Address: 1 Chome-11-12 Daimyo, Chuo Ward, Fukuoka, 810-0041, Japan
Operating Hours: 5PM-12MN, daily
What to Order: Yakiniku
Expect to Pay: About JPY 3,000 for the tsudoi course

FUKUOKA FOOD TOURS

It goes without saying that no one knows the food in Fukuoka better than a local, so what better way to experience Fukuoka’s regional Japanese cuisine than by going on a food tour? A food-obsessed local will take you to Fukuoka’s best restaurants and yatai stalls and explain all the dishes to you in more detail.

We’ve been on food tours in Tokyo and Kyoto and enjoyed them both. I think Fukuoka would be a great city to do a food tour because of the yatai stalls. Check out Get Your Guide or byFood for a list of food and drinking tours in Fukuoka.

LOCATION MAP

To help you find these Fukuoka restaurants, I’ve pinned them all on an interactive map. Click on the link to open the map in a new window.

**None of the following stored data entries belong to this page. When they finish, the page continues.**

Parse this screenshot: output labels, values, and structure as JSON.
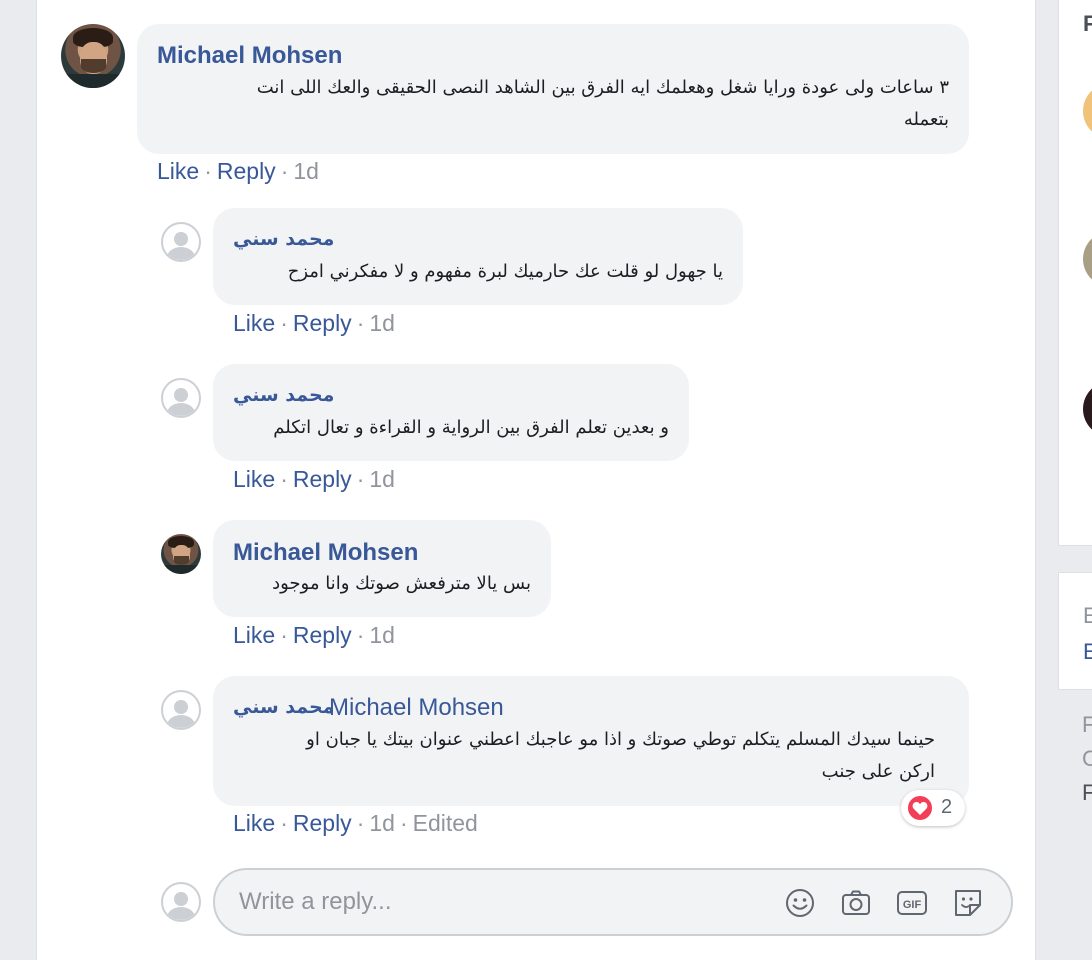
{
  "comments": [
    {
      "author": "Michael Mohsen",
      "lines": [
        "٣ ساعات ولى عودة ورايا شغل وهعلمك ايه الفرق بين الشاهد النصى الحقيقى والعك اللى انت",
        "بتعمله"
      ],
      "like": "Like",
      "reply": "Reply",
      "time": "1d"
    },
    {
      "author": "محمد سني",
      "lines": [
        "يا جهول لو قلت عك حارميك لبرة مفهوم و لا مفكرني امزح"
      ],
      "like": "Like",
      "reply": "Reply",
      "time": "1d"
    },
    {
      "author": "محمد سني",
      "lines": [
        "و بعدين تعلم الفرق بين الرواية و القراءة و تعال اتكلم"
      ],
      "like": "Like",
      "reply": "Reply",
      "time": "1d"
    },
    {
      "author": "Michael Mohsen",
      "lines": [
        "بس يالا مترفعش صوتك وانا موجود"
      ],
      "like": "Like",
      "reply": "Reply",
      "time": "1d"
    },
    {
      "author": "محمد سني",
      "mention": "Michael Mohsen",
      "lines": [
        "حينما سيدك المسلم يتكلم توطي صوتك و اذا مو عاجبك اعطني عنوان بيتك يا جبان او",
        "اركن على جنب"
      ],
      "like": "Like",
      "reply": "Reply",
      "time": "1d",
      "edited": "Edited",
      "reaction_count": "2",
      "reaction_icon": "heart-reaction-icon"
    }
  ],
  "reply_box": {
    "placeholder": "Write a reply...",
    "icons": [
      "emoji-icon",
      "camera-icon",
      "gif-icon",
      "sticker-icon"
    ]
  },
  "right_rail": {
    "letters": [
      "F",
      "E",
      "E",
      "F",
      "C",
      "F"
    ]
  },
  "colors": {
    "link": "#385898",
    "bubble": "#f2f3f5",
    "meta": "#90949c",
    "heart": "#f33e58"
  }
}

FINAL THOUGHTS ON THE FOOD IN FUKUOKA

Going back to what I learned about hakata ramen, it seems to me that the supremely rich and creamy hakata broth isn’t necessarily what many local Japanese deem to be the best.

At first, I thought it was a question of authenticity, but looking back now, I think it has more to do with preference. Every tonkotsu ramen in Fukuoka is authentic, but many Japanese seem to prefer versions made with less creamy and more subtle-tasting broth.

As I’ve already described many times over in this guide, I prefer a rich and creamy broth, something that smacks you in the face with flavor. I think this is the type of ramen many foreigners will prefer.

But the more experience you have eating tonkotsu ramen, then I think the less appealing these creamy versions will be. You’ll start to look for something a little more subtle and refined, which seems to be a common thread among many Japanese palates.

In any case, I could be totally off and overthinking this whole thing but that’s how I see it. I don’t have the experience yet to truly understand and appreciate the most subtle nuances of ramen, but it’s a mystery I hope to solve with more trips to Fukuoka.

If you do wind up visiting some of these ramen shops, then let us know in the comments below which you enjoyed the most and why. We’d love to hear what you think.

Thanks for reading and have an amazing time eating all the delicious food in Fukuoka!